To obtain the precision of (x, y), sum the precisions (weights) used to calculate it. In our running example, the precision equals .00184 + .009586 = .01143. We can translate this into more intuitively meaningful values. First, its reciprocal 1 / .001143 = 87.5 is the coordinate error variance (in square meters!). Its square root, sqrt(87.5) = 9.3 meters, is the amount by which you expect each coordinate to differ from the correct value. Let's call this the "combined measurement error."
You could stop here if you wish (and simply report the combined measurement error), but to draw confidence circles, reverse your early steps: pick any x you like (between 0% and 100%) and find the corresponding percentile of the chi-square distribution (with two degrees of freedom). For example, if you want to use x = 80%, you would find t = 3.219. Multiply the combined measurement error by the square root of this value. E.g., 9.3 meters * sqrt(3.219) = 17 meters. That's the radius to use for the circle. Center it--of course--at the point (x,y).

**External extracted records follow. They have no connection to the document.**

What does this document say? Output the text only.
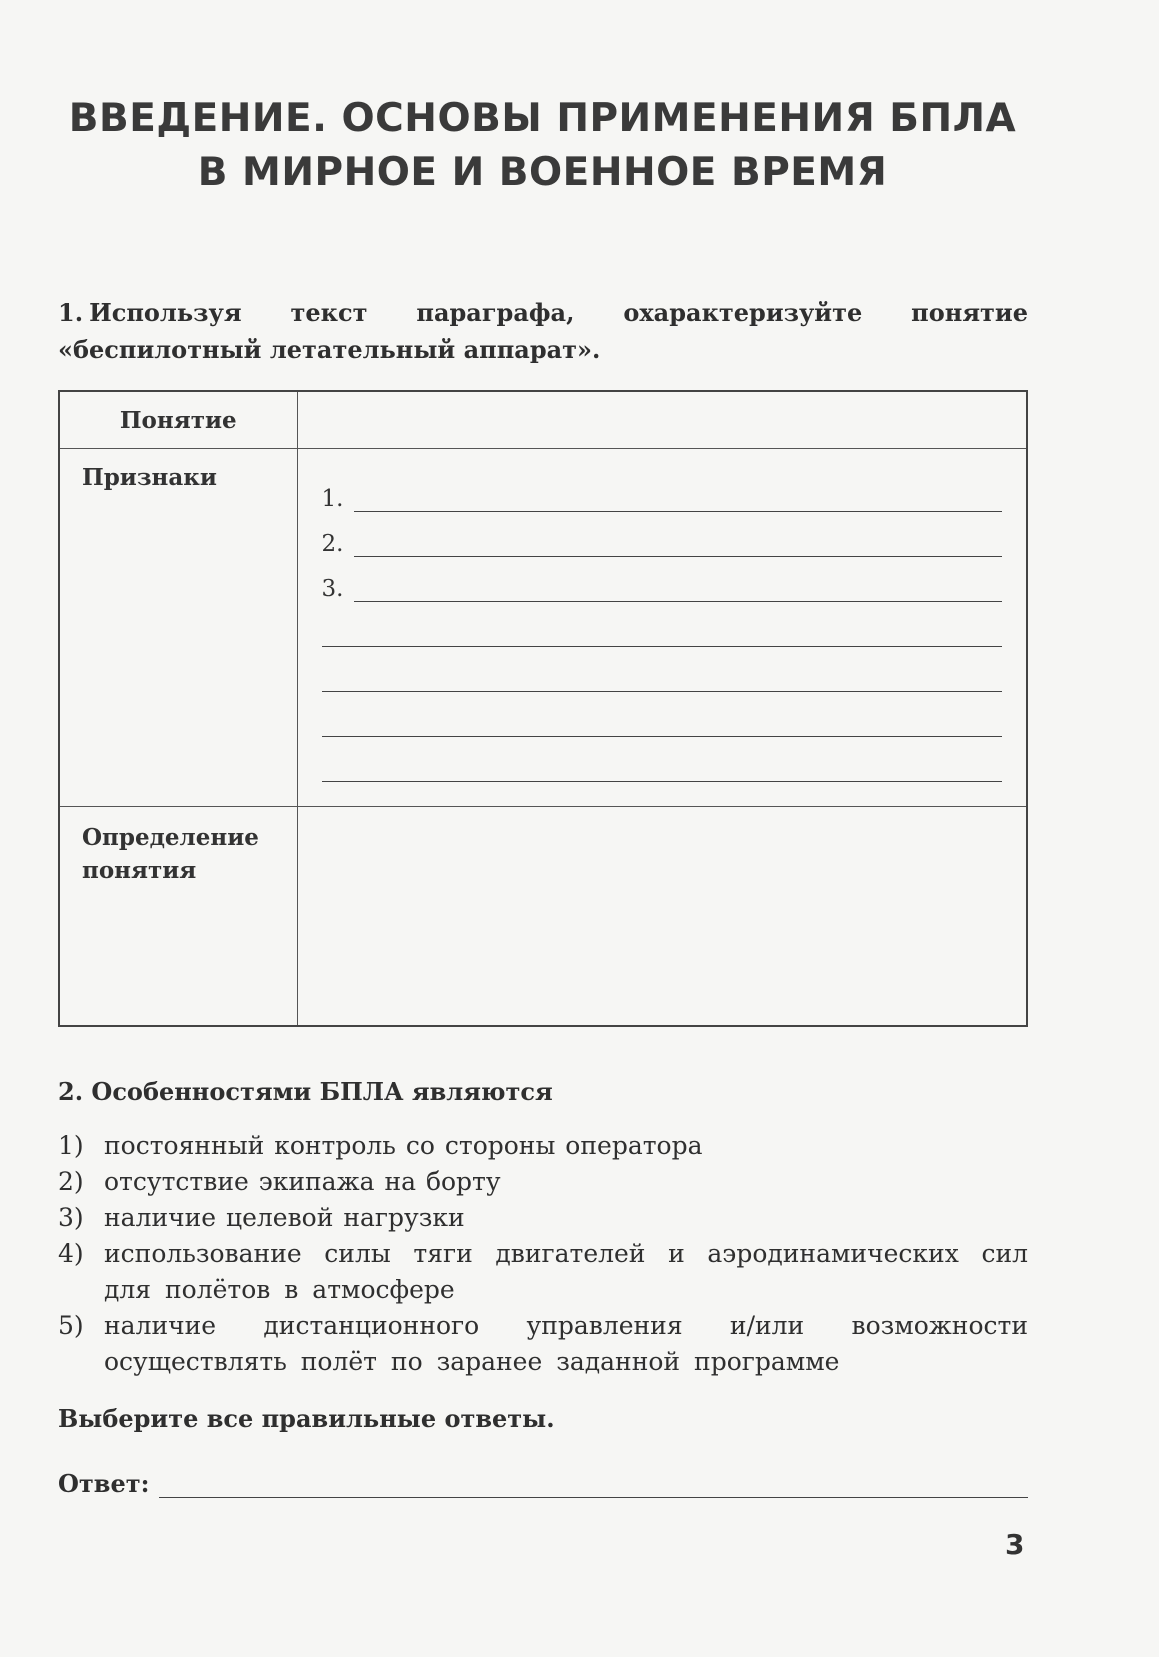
ВВЕДЕНИЕ. ОСНОВЫ ПРИМЕНЕНИЯ БПЛА
В МИРНОЕ И ВОЕННОЕ ВРЕМЯ

1. Используя текст параграфа, охарактеризуйте понятие «беспилотный летательный аппарат».

Понятие	
Признаки	1.
2.
3.

Определение понятия	

2. Особенностями БПЛА являются

1) постоянный контроль со стороны оператора
2) отсутствие экипажа на борту
3) наличие целевой нагрузки
4) использование силы тяги двигателей и аэродинамических сил для полётов в атмосфере
5) наличие дистанционного управления и/или возможности осуществлять полёт по заранее заданной программе

Выберите все правильные ответы.

Ответ:
3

This procedure produces a circle that has an 80% chance of covering the correct location. A nearly equivalent interpretation is that when you draw many such combined locations and their confidence circles on a map, then--under all the assumptions previously listed--we may conclude that approximately 80% of those circles cover the correct locations (and, therefore, the remaining 20% of the circles do not cover the correct locations). However, we don't know which of the circles are the incorrect 20%!
Everything generalizes in the obvious way when combining more than two (independent) datasets: the weighted mean is a sum of weighted coordinates all divided by the sum of the weights and the final precision is the sum of all the component precisions.
Notice that the weights are attributes of the datasets rather than of individual points. Thus, all the radii will be the same and the calculation of the combined datapoints becomes particularly simple: each x coordinate is multiplied by the weight for the dataset it comes from; these products are summed; and that sum is divided by the sum of weights (which is a constant). The same is done for the y-coordinates. The resulting (x,y) coordinates are used to plot the combined points and to locate the fixed-sized confidence circles.